2021 Funded Research

UTILIZING COMPUTER VISION AND MACHINE LEARNING TECHNOLOGIES TO REDUCE RACIAL HIRING INEQUALITY IN THE AMERICAN LABOR MARKET*

Organizations are increasingly engaged in diversity, equity, and inclusion initiatives. In response to social and political unrest, industry leaders are grappling with how to manage uncomfortable conversations and initiate necessary work in service of their underrepresented employees. With these initiatives comes reflection and revision around hiring and selection. It is within this space that my research calls attention. Implicit bias, microaggressions and other expressions of prejudice present themselves in selection decisions. Previous work addresses these biases at varying stages of the selection process, from application reviews to face-to-face job interviews. Yet, less attention has centered on the biases present in viewing applicant photos, particularly applicant attire in online job search platforms. In this work, I focus on job seeker attire in online job-seeking profile photos. I examine how varying signals of professionalism through attire in profile photos present unique challenges for minority applicants. For example, I consider the extent to which attire may positively or negatively impact the likelihood of employment. From this work, I hope to draw attention to hiring discrimination in a novel form by considering how decision makers examine online profile photos – an issue that is particularly relevant in the digital age of job selection.

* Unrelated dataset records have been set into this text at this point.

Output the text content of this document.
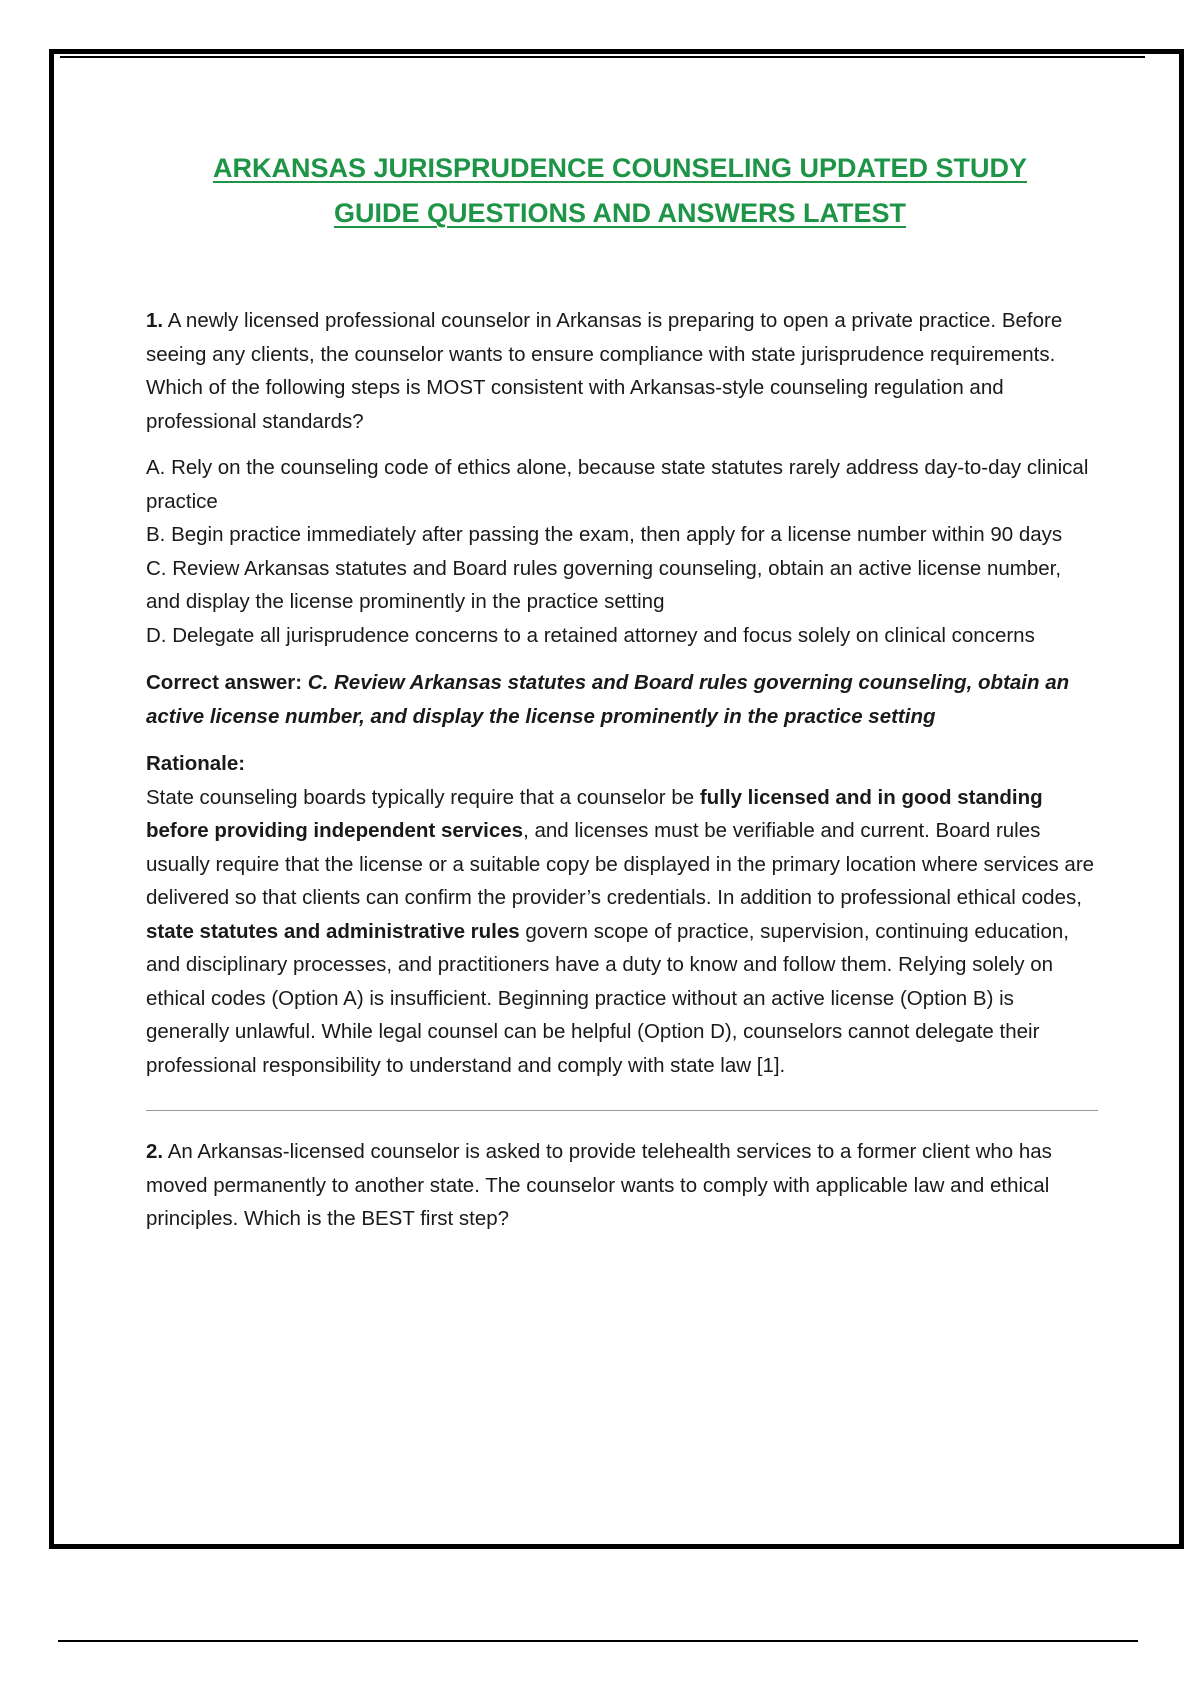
ARKANSAS JURISPRUDENCE COUNSELING UPDATED STUDY
GUIDE QUESTIONS AND ANSWERS LATEST

1. A newly licensed professional counselor in Arkansas is preparing to open a private practice. Before seeing any clients, the counselor wants to ensure compliance with state jurisprudence requirements. Which of the following steps is MOST consistent with Arkansas-style counseling regulation and professional standards?

A. Rely on the counseling code of ethics alone, because state statutes rarely address day-to-day clinical practice

B. Begin practice immediately after passing the exam, then apply for a license number within 90 days

C. Review Arkansas statutes and Board rules governing counseling, obtain an active license number, and display the license prominently in the practice setting

D. Delegate all jurisprudence concerns to a retained attorney and focus solely on clinical concerns

Correct answer: C. Review Arkansas statutes and Board rules governing counseling, obtain an active license number, and display the license prominently in the practice setting
Rationale:

State counseling boards typically require that a counselor be fully licensed and in good standing before providing independent services, and licenses must be verifiable and current. Board rules usually require that the license or a suitable copy be displayed in the primary location where services are delivered so that clients can confirm the provider’s credentials. In addition to professional ethical codes, state statutes and administrative rules govern scope of practice, supervision, continuing education, and disciplinary processes, and practitioners have a duty to know and follow them. Relying solely on ethical codes (Option A) is insufficient. Beginning practice without an active license (Option B) is generally unlawful. While legal counsel can be helpful (Option D), counselors cannot delegate their professional responsibility to understand and comply with state law [1].

2. An Arkansas-licensed counselor is asked to provide telehealth services to a former client who has moved permanently to another state. The counselor wants to comply with applicable law and ethical principles. Which is the BEST first step?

Research conducted by Tiantian Yang, Assistant Professor, Department of Management, The Wharton School.

*This proposal was awarded funding from the new partnership with Deloitte and the Center for Leadership and Change Management 

WHAT DOES NOT KILL YOU MAKES YOU STRONGER: HOW DO PAST EXPERIENCE OF OVERCOMING ADVERSITY LEAD TO BETTER PERFORMANCE AT WORK INSTEAD OF BURNOUT?

Organizational leaders and followers alike gain skills and “toolkits” that they use to navigate organizational life from their past experiences in life (Martin & Cote, 2019). However, not everyone has the same past experiences. Whereas some organizational members may come from relatively adversity-free backgrounds, others may have overcome various forms of adversity in the past. How do these past experiences of overcoming adversity shape the ways organizational members effectively navigate and lead organizations? The limited organizational scholarship on past adversity has characterized it as something to cope with, positing that how past adversity is perceived is key to organizational member’s coping effectiveness (Stephens, Townsend, Hamedani, Destin, & Manzo, 2015; Vogel and Bolino, 2020). Yet artists, popular press, and lay theory have long professed German philosopher Frederick Nietzsche’s aphorism that “what does not kill you makes you stronger.” We will build on theories of work enrichment (Greenhaus & Powell, 2006; Rothbard, 2001) and post-traumatic growth (Vogel & Bolino, 2020) to empirically examine how overcoming adversity in the past can make employees “stronger” in organizations.This will be done via a series of experiments and field studies.

Research conducted by Arianna Beetz, Doctoral Candidate, The Wharton School, The University of Pennsylvania.

WHEN HELPING HURTS: ANTICIPATORY AND REACTIVE HELPING, RECIPIENT SELF-THREAT, AND HELPER OUTCOMES

Organizational research has documented how those who help receive positive treatment and outcomes in return (e.g., Podsakoff et al., 2009). However, because the literature suggests that most helping at work is reactive (i.e., employees give assistance after an explicit request), it has prevented thorough investigation of anticipatory helping—anticipating the needs of others and offering or providing assistance without being asked. We argue that such anticipatory helping may result in less positive outcomes for helpers. Through a series of experiments and field studies, we are examining why and when help recipients react more negatively toward helpers who engage in anticipatory helping. By doing so, we more precisely identify the distinct forms of helping at work (anticipatory vs. reactive) and when they lead to more (versus less) beneficial outcomes for helpers.

Research conducted by Michael Parke, Assistant Professor of Management, The Wharton School, University of Pennsylvania.